Kurtuluş Savaşı’nda Mustafa Kemal’in yanında yeralan fakat Cumhuriyet projesine, en azından Mustafa Kemal’in kafasındaki hali ile karşı çıkan Kazım Karabekir, yakın tarihimizin en özenle perdelenmiş karakterlerinden. Rus generallerin bile yer verildiği Taksim’deki Cumhuriyet anıtında Atatürk’ün yanında yer verilmeyen bir general kendisi. (Atatürk’ün yanında sadece İsmet İnönü ve Fevzi Çakmak’ın heykelleri var)

Aynı tarih sahnesinde hem Mustafa Kemal’i , hem Kazım Karabekir’i eşit şekilde konuşlandırabilmeniz mümkün değil. Kazım Karabekir defterini bütün gerçekliği ile açmak ; kendini “Atatürkçü” ilan eden bir yapı için bir çok riskler içeriyor.

Ve Genelkurmay; açılım çağına uyarak, ürkekce de olsa bu defteri açtı geçenlerde. Fakat bu açılım, Başbuğ’un  mutad hale gelmiş  “asimetrik psikolojik saldırı altındayız” serzenişlerinden birine kurban gitti.

Genelkurmay’ın Kazım Karabekir açılımından bir kaç hafta sonra Haber Türk’e özel verdiği röportajda İlker Başbuğ yine gramer gücü ile Türk Ordusu’nun namusunu korumaya çalışıyor.

“Yeter yahu” demiş Fatih Altaylı’ya. Askerinin onurunu korumaktan sözetmiş. “Suikast diyorlardı, iddianamede yok, nerede?” diye serzenişlerde bulunmuş.

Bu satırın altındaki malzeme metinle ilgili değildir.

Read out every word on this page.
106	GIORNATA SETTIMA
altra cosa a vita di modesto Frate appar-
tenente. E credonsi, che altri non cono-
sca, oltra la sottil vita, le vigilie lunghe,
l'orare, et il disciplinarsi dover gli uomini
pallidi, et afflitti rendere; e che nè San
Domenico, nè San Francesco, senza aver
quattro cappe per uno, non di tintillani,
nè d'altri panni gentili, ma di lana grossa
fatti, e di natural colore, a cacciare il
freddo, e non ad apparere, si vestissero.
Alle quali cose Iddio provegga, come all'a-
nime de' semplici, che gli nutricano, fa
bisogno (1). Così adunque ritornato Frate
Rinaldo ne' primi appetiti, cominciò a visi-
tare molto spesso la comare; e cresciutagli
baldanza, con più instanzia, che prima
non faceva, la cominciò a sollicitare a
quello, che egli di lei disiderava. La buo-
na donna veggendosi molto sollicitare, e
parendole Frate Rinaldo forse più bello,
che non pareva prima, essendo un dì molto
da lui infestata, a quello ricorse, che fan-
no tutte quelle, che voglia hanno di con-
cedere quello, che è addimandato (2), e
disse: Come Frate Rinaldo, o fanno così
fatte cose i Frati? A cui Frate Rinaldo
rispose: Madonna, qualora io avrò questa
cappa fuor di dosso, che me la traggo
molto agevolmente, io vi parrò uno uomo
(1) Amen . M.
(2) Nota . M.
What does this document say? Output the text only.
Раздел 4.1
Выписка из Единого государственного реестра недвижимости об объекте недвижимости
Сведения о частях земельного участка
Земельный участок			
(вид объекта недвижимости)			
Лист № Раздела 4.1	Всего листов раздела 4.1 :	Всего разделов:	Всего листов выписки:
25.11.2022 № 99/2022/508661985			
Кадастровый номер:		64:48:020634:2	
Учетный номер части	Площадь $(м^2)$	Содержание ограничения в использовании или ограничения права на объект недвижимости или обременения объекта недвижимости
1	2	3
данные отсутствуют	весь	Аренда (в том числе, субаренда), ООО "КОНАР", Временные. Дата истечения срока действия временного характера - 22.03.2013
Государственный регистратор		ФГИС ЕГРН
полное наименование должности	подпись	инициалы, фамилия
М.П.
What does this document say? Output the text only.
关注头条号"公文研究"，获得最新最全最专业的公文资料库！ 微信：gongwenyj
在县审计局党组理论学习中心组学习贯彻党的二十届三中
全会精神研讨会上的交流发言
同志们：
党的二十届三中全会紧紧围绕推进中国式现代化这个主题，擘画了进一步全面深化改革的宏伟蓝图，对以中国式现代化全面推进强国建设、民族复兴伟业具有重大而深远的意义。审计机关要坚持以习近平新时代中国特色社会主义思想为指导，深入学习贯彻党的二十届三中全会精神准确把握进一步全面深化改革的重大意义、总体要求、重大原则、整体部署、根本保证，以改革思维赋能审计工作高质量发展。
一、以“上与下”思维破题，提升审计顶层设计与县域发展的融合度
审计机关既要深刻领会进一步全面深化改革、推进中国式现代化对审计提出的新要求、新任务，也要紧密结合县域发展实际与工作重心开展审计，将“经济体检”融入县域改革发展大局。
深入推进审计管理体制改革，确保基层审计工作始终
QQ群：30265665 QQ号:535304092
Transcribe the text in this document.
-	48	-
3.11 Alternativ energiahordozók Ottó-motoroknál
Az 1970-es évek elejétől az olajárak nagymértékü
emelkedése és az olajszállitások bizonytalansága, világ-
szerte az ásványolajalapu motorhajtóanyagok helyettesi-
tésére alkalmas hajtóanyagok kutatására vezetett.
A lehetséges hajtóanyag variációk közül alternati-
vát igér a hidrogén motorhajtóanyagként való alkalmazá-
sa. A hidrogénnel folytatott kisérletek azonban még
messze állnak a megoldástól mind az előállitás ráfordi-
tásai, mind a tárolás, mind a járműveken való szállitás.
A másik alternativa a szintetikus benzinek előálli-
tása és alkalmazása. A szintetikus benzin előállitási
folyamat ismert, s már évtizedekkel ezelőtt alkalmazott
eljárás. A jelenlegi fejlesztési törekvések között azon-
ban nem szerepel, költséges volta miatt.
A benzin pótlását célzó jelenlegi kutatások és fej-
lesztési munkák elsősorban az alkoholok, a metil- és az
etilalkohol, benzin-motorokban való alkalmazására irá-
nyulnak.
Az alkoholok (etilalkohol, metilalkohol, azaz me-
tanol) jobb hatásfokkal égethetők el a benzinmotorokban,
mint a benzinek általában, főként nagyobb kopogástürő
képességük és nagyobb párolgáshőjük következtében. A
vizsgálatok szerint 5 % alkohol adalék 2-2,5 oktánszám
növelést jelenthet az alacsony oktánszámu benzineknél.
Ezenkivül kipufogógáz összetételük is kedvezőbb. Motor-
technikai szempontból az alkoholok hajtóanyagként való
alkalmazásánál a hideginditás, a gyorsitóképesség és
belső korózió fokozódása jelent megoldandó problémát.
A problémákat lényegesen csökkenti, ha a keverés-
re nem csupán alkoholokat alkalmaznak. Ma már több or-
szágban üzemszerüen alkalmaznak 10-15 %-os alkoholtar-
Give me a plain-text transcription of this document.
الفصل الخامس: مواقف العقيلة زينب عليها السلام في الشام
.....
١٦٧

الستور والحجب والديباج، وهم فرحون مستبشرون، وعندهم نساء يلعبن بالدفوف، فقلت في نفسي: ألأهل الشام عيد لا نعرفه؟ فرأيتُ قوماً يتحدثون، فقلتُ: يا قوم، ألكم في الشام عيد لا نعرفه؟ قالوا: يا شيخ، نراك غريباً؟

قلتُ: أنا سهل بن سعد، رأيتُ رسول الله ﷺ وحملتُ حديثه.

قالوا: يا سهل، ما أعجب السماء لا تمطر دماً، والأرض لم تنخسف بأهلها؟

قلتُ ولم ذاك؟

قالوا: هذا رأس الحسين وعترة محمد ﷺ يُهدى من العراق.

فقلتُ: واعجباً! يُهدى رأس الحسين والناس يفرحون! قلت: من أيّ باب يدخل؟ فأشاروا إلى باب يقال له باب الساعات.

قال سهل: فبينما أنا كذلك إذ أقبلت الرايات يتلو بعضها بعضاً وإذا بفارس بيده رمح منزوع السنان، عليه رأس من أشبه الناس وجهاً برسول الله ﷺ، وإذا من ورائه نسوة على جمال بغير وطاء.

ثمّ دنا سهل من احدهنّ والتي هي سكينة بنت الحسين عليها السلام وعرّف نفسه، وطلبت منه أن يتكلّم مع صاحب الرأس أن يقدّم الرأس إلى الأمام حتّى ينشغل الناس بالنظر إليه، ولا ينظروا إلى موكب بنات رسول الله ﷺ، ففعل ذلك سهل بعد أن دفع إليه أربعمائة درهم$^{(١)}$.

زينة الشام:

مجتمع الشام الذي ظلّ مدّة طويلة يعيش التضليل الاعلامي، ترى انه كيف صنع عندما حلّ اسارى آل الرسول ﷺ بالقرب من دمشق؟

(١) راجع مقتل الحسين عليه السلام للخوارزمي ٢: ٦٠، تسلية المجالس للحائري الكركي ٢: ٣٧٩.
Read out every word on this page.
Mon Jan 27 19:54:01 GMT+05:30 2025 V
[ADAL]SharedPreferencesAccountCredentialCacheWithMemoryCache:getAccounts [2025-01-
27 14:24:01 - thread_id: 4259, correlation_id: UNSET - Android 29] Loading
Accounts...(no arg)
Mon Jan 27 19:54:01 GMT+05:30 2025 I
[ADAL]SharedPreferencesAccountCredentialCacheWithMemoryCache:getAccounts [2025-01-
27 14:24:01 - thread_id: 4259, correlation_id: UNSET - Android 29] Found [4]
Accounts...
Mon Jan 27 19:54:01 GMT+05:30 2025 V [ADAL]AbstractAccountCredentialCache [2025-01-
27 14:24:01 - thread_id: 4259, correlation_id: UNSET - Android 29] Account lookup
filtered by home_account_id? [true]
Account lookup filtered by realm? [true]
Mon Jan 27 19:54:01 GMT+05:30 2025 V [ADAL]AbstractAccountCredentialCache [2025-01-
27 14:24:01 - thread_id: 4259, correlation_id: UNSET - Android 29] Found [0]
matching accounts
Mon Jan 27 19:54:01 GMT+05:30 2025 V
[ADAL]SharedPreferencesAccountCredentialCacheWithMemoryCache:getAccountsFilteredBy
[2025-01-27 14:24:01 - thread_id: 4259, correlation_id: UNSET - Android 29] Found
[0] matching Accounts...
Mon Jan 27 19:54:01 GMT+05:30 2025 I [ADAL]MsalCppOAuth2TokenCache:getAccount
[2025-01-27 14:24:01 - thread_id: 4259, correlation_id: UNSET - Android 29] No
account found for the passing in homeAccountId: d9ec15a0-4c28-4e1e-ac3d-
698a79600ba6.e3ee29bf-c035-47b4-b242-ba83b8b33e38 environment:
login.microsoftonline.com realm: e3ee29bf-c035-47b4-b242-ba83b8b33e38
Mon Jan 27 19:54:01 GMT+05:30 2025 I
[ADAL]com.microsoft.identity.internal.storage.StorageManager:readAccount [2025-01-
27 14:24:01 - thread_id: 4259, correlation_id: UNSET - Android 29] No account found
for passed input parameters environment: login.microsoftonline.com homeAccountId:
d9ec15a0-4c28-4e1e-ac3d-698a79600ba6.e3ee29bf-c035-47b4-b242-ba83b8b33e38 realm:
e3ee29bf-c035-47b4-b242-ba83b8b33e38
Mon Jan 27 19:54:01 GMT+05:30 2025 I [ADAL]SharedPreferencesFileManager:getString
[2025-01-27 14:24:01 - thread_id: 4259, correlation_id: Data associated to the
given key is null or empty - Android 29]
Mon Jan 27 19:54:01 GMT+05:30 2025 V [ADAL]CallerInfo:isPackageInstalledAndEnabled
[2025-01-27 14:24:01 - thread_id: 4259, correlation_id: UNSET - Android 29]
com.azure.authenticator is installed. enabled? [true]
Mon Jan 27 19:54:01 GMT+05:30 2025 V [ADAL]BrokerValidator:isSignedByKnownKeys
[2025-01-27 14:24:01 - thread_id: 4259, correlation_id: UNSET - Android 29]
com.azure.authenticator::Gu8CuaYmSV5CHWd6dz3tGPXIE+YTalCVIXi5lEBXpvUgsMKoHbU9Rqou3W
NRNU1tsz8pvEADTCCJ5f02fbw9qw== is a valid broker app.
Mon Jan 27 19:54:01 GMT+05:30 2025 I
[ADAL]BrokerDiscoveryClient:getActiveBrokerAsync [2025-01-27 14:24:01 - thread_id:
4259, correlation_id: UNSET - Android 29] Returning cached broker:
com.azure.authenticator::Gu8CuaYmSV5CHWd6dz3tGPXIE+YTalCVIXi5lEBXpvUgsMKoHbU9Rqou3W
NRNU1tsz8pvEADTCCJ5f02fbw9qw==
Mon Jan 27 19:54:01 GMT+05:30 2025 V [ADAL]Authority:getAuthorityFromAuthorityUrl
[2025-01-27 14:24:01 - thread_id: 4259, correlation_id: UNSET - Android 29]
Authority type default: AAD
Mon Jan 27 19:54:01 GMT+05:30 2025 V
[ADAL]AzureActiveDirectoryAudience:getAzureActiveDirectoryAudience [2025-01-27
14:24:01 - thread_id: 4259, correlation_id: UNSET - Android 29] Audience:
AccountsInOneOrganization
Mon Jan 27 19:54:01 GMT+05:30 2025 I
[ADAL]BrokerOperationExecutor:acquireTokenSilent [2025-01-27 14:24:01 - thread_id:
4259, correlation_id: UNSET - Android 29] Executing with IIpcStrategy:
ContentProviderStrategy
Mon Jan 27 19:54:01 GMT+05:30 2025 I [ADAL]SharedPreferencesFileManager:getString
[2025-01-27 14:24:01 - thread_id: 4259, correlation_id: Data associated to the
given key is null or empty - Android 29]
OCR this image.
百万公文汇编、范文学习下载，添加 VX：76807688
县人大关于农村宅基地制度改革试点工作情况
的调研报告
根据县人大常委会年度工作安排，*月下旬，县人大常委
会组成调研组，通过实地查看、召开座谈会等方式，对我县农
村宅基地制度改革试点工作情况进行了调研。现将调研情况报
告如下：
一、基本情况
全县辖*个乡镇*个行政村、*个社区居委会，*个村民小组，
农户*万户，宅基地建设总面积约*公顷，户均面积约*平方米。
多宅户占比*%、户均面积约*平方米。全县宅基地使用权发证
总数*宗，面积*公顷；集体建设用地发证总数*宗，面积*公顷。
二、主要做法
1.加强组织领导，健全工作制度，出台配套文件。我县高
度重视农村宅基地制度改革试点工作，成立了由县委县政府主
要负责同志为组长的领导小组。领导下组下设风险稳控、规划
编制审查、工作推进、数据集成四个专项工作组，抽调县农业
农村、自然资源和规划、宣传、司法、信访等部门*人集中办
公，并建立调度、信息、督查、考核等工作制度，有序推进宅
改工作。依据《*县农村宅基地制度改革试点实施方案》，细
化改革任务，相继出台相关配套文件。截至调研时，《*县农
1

İlker Bey kusura bakmasın ama bu çıkışlar Halil Ergün tadı vermeye başladı. (Yaprak Dökümü’nü izleyenler, izlemeyenlere anlatsın.)

İlker Başbuğ ; sürekli olarak aynı mesajı vermesine rağmen, askerlerine ve temsil ettiği kuruma yönelik muamelede bir değişiklik olmamasının inandırıcılığını ve kurumunun itibarını yıprattığını göremiyor mu?

Hiç sanmıyorum. Bal gibi de görüyor ama elinden başka bir şey gelmiyor.

İşin sırrı, Yaşar Büyükanıt’ın emekliliğine günler kala; 26 Ağustos 2008 tarihinde, Türkiye Foto Muhabirleri Derneği ve Profesyonel Haber Kameramanları Derneği üyelerini kabulünde söylediği şu sözlerde gizli:

Herkes bu hayatta üzerine düşen rolü oynuyor, hayat tam bir tiyatro kral var, asker var, kameraman var, herkes bu hayatta rolünü oynuyor. Tiyatro bittikten sonra özel hayatta birlikte vakit geçiriyorlar.”

Bu söz iki şeyi ortaya koyuyor:

1) Fatih Altaylı ve Murat Bardakçı’nın röportajlarını pazarlamak için kullandıkları ;

“Görüşmede birçok ilk yaşandı, ilk kez bir foto muhabirine izin verildi.”

cümlesinin yalan olduğunu.

2) Genelkurmay Başkanları’nın üzerlerine düşen rolü oynadıklarını

İlker Başbuğ da; “devletin dönüşüm projesinde” üzerine düşen rolü oynuyor. Araya serpiştirilen bu çalı ateşi misali serzenişlerinin de somut bir anlamı olmadığını herkes biliyor.

Dostlar AKP’ye muhalefette görsün yeter ki.

Genelkurmay Başkanları’nın, “askerlerinin onuru” konusunda bu çıkışlarının somut hiç bir izdüşümü olmadığını  kanıtı yıllardır onlarca kez ortaya serildi.

Gün ortasında geminizi füze ile vurup, subaylarınızı ve askerlerinizi öldürüp, bir de üstüne utanmadan “yanlışlık oldu” diyecekler…

Sesinizi çıkarmayacaksınız….

Paşanızın helikopterini düşürmeye çalışacaklar…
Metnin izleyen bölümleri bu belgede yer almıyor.